Why all this recent decrease in the work force? Much of the blame has to be laid on the COVID pandemic. So many in the labour pool, especially those in the non-essential service industry, were laid off or had their jobs disappear completely when government restrictions made it all but impossible for the industry to continue. Federal and provincial subsidies, the Canada Emergency Wage Subsidy and the Canada Recovery Benefit to name just a couple, helped ease the pain from loss of income while unemployed workers waited for the tide to shift as the economy rebooted itself. Many have taken the forced opportunity to retrain themselves or to initiate their own online businesses, which can be operated from the confines of their own homes.

Even essential services, such as health and medical-related fields, saw their employees leaving in droves due to a combination of low pay, overwork, high stress and dangerous working conditions. And this does not even address the huge issue of lack of housing.

The resulting work force shortage is not, as some economists claim, just a matter of people not wanting to go back to work. Rather, they are making the statement that they are no longer willing to put their health and safety on the line, especially if they are working at jobs that marginalize their value as human beings. Even better-paid skilled workers such as nurses are leaving the profession rather than accepting assigned double and sometimes triple shifts as well as being given forced overtime.

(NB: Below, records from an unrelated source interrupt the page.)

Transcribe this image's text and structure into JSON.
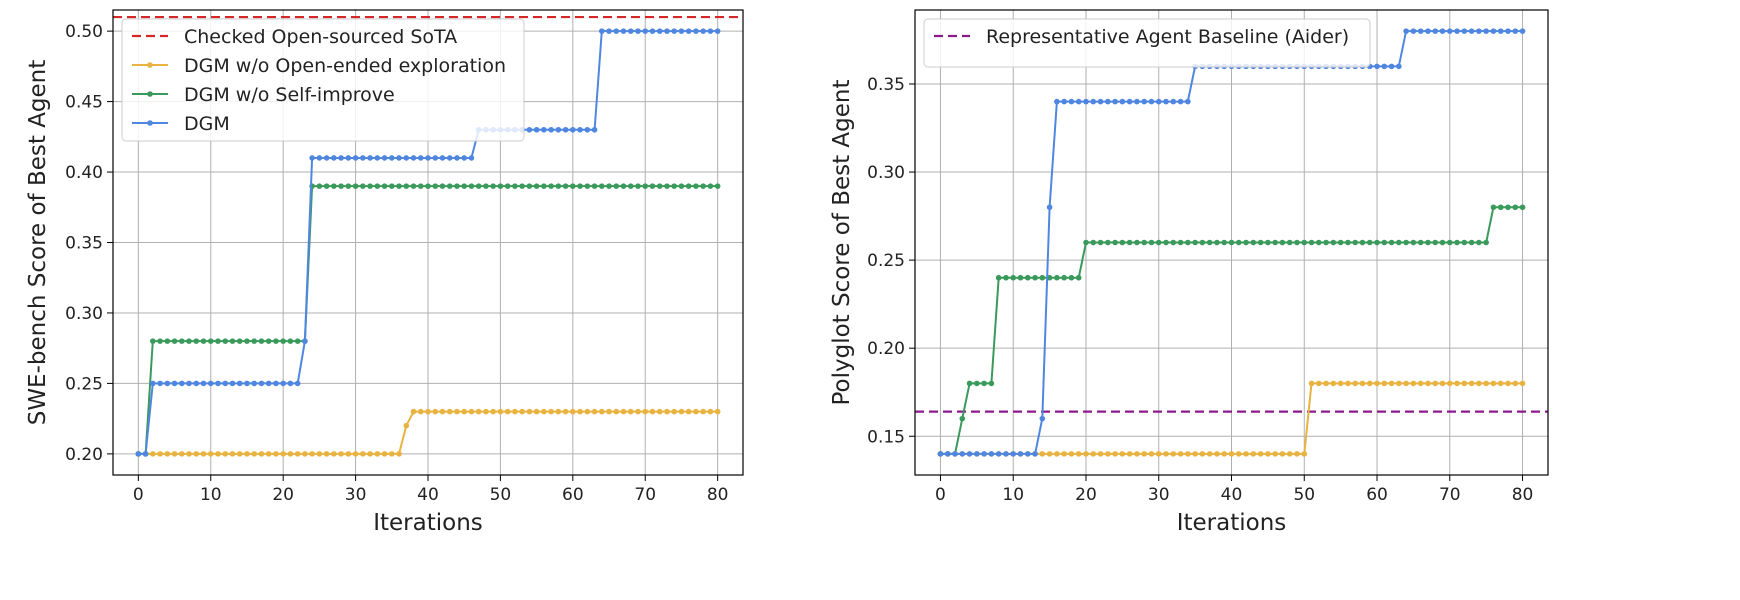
{
  "chart_data": [
    {
      "type": "line",
      "xlabel": "Iterations",
      "ylabel": "SWE-bench Score of Best Agent",
      "xlim": [
        -3.5,
        83.5
      ],
      "ylim": [
        0.185,
        0.515
      ],
      "xticks": [
        0,
        10,
        20,
        30,
        40,
        50,
        60,
        70,
        80
      ],
      "xtick_labels": [
        "0",
        "10",
        "20",
        "30",
        "40",
        "50",
        "60",
        "70",
        "80"
      ],
      "yticks": [
        0.2,
        0.25,
        0.3,
        0.35,
        0.4,
        0.45,
        0.5
      ],
      "ytick_labels": [
        "0.20",
        "0.25",
        "0.30",
        "0.35",
        "0.40",
        "0.45",
        "0.50"
      ],
      "grid": true,
      "legend_position": "top-left",
      "baselines": [
        {
          "name": "Checked Open-sourced SoTA",
          "y": 0.51,
          "color": "#d62728",
          "style": "dashed"
        }
      ],
      "series": [
        {
          "name": "DGM w/o Open-ended exploration",
          "color": "#E8B340",
          "steps": [
            [
              0,
              0.2
            ],
            [
              37,
              0.22
            ],
            [
              38,
              0.23
            ],
            [
              80,
              0.23
            ]
          ]
        },
        {
          "name": "DGM w/o Self-improve",
          "color": "#3A9A5B",
          "steps": [
            [
              0,
              0.2
            ],
            [
              2,
              0.28
            ],
            [
              24,
              0.39
            ],
            [
              80,
              0.39
            ]
          ]
        },
        {
          "name": "DGM",
          "color": "#4F86E0",
          "steps": [
            [
              0,
              0.2
            ],
            [
              2,
              0.25
            ],
            [
              23,
              0.28
            ],
            [
              24,
              0.41
            ],
            [
              47,
              0.43
            ],
            [
              64,
              0.5
            ],
            [
              80,
              0.5
            ]
          ]
        }
      ]
    },
    {
      "type": "line",
      "xlabel": "Iterations",
      "ylabel": "Polyglot Score of Best Agent",
      "xlim": [
        -3.5,
        83.5
      ],
      "ylim": [
        0.128,
        0.392
      ],
      "xticks": [
        0,
        10,
        20,
        30,
        40,
        50,
        60,
        70,
        80
      ],
      "xtick_labels": [
        "0",
        "10",
        "20",
        "30",
        "40",
        "50",
        "60",
        "70",
        "80"
      ],
      "yticks": [
        0.15,
        0.2,
        0.25,
        0.3,
        0.35
      ],
      "ytick_labels": [
        "0.15",
        "0.20",
        "0.25",
        "0.30",
        "0.35"
      ],
      "grid": true,
      "legend_position": "top-left",
      "baselines": [
        {
          "name": "Representative Agent Baseline (Aider)",
          "y": 0.164,
          "color": "#8B1A8B",
          "style": "dashed"
        }
      ],
      "series": [
        {
          "name": "",
          "color": "#E8B340",
          "steps": [
            [
              0,
              0.14
            ],
            [
              51,
              0.18
            ],
            [
              80,
              0.18
            ]
          ]
        },
        {
          "name": "",
          "color": "#3A9A5B",
          "steps": [
            [
              0,
              0.14
            ],
            [
              3,
              0.16
            ],
            [
              4,
              0.18
            ],
            [
              8,
              0.24
            ],
            [
              20,
              0.26
            ],
            [
              76,
              0.28
            ],
            [
              80,
              0.28
            ]
          ]
        },
        {
          "name": "",
          "color": "#4F86E0",
          "steps": [
            [
              0,
              0.14
            ],
            [
              14,
              0.16
            ],
            [
              15,
              0.28
            ],
            [
              16,
              0.34
            ],
            [
              35,
              0.36
            ],
            [
              64,
              0.38
            ],
            [
              80,
              0.38
            ]
          ]
        }
      ]
    }
  ]
}
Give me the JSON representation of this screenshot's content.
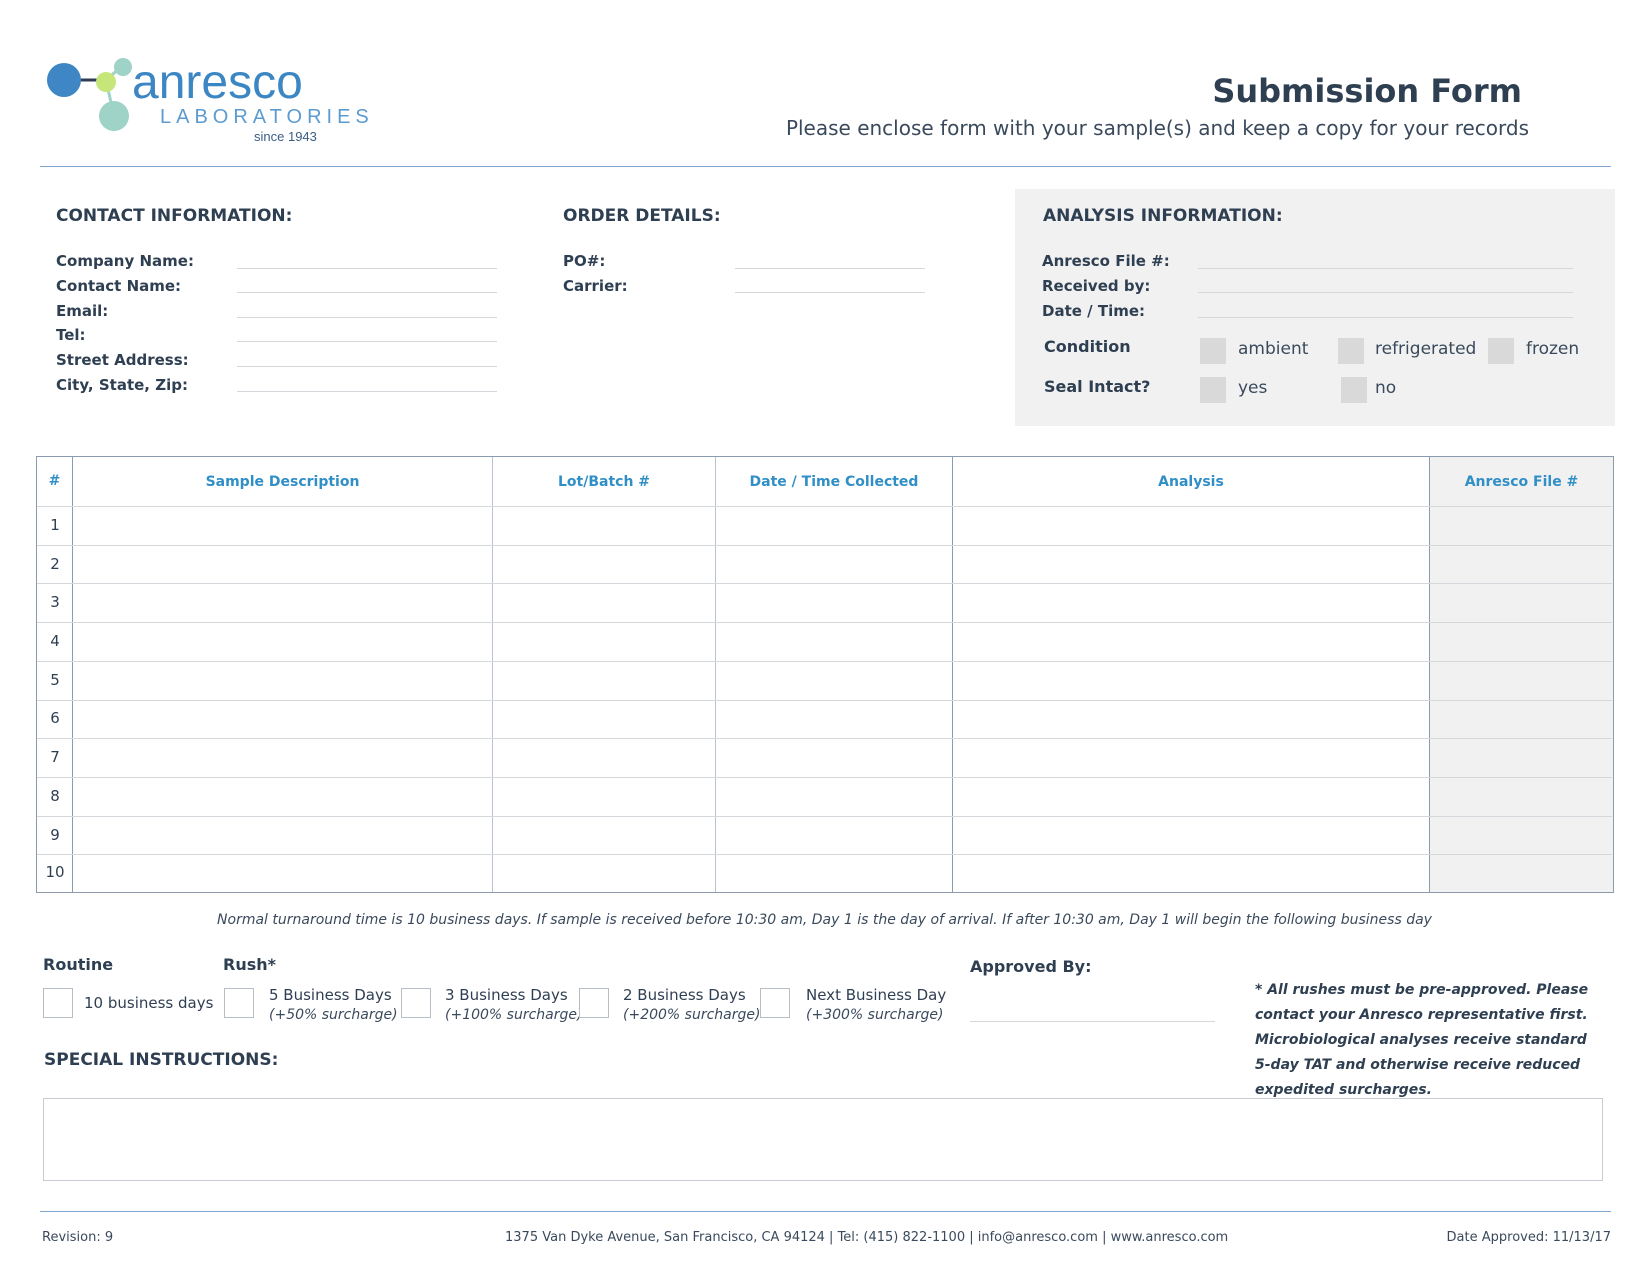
{
  "logo": {
    "name": "anresco",
    "sub": "LABORATORIES",
    "since": "since 1943"
  },
  "header": {
    "title": "Submission Form",
    "subtitle": "Please enclose form with your sample(s) and keep a copy for your records"
  },
  "contact": {
    "heading": "CONTACT INFORMATION:",
    "fields": [
      "Company Name:",
      "Contact Name:",
      "Email:",
      "Tel:",
      "Street Address:",
      "City, State, Zip:"
    ]
  },
  "order": {
    "heading": "ORDER DETAILS:",
    "fields": [
      "PO#:",
      "Carrier:"
    ]
  },
  "analysis_info": {
    "heading": "ANALYSIS INFORMATION:",
    "fields": [
      "Anresco File #:",
      "Received by:",
      "Date / Time:"
    ],
    "condition_label": "Condition",
    "condition_options": [
      "ambient",
      "refrigerated",
      "frozen"
    ],
    "seal_label": "Seal Intact?",
    "seal_options": [
      "yes",
      "no"
    ]
  },
  "table": {
    "headers": [
      "#",
      "Sample Description",
      "Lot/Batch #",
      "Date / Time Collected",
      "Analysis",
      "Anresco File #"
    ],
    "rows": [
      "1",
      "2",
      "3",
      "4",
      "5",
      "6",
      "7",
      "8",
      "9",
      "10"
    ]
  },
  "turnaround_note": "Normal turnaround time is 10 business days. If sample is received before 10:30 am, Day 1 is the day of arrival. If after 10:30 am, Day 1 will begin the following business day",
  "tat": {
    "routine_label": "Routine",
    "rush_label": "Rush*",
    "routine_option": "10 business  days",
    "rush_options": [
      {
        "label": "5 Business Days",
        "note": "(+50% surcharge)"
      },
      {
        "label": "3 Business Days",
        "note": "(+100% surcharge)"
      },
      {
        "label": "2 Business Days",
        "note": "(+200% surcharge)"
      },
      {
        "label": "Next Business Day",
        "note": "(+300% surcharge)"
      }
    ]
  },
  "approved_by": "Approved By:",
  "rush_note": "* All rushes must be pre-approved. Please contact your Anresco representative first. Microbiological analyses receive standard 5-day TAT and otherwise receive reduced expedited surcharges.",
  "special_instructions": "SPECIAL INSTRUCTIONS:",
  "footer": {
    "revision": "Revision: 9",
    "address": "1375 Van Dyke Avenue, San Francisco, CA 94124 | Tel: (415) 822-1100 | info@anresco.com | www.anresco.com",
    "date_approved": "Date Approved: 11/13/17"
  }
}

If this trend continues, we may find ourselves on the verge of a workerless society. Every business or government office could take on the look of those big box stores such as Home Depot or Walmart. Acres of merchandise but not a single soul to tell you where to find that vegetable peeler you’re looking to purchase.

Nobody asked me, but it’s quite possible that the future is going to be self-serve all the way. A debit card, a digital eye scan and a microchip implant may be all we need to open any door for us or fill any of our needs and wants. Just like the automated boarding pass dispensers and baggage check-in machines at the airport, or the self-check-out scanners at many supermarkets, we will be able to do it all ourselves without the assistance of any paid employees.

And instead of punching a button to get a number to get processed by the admitting department at Lady Minto Hospital, we just might be able to bypass all the red tape and be allowed to do the procedure ourselves. Hip replacement, anybody?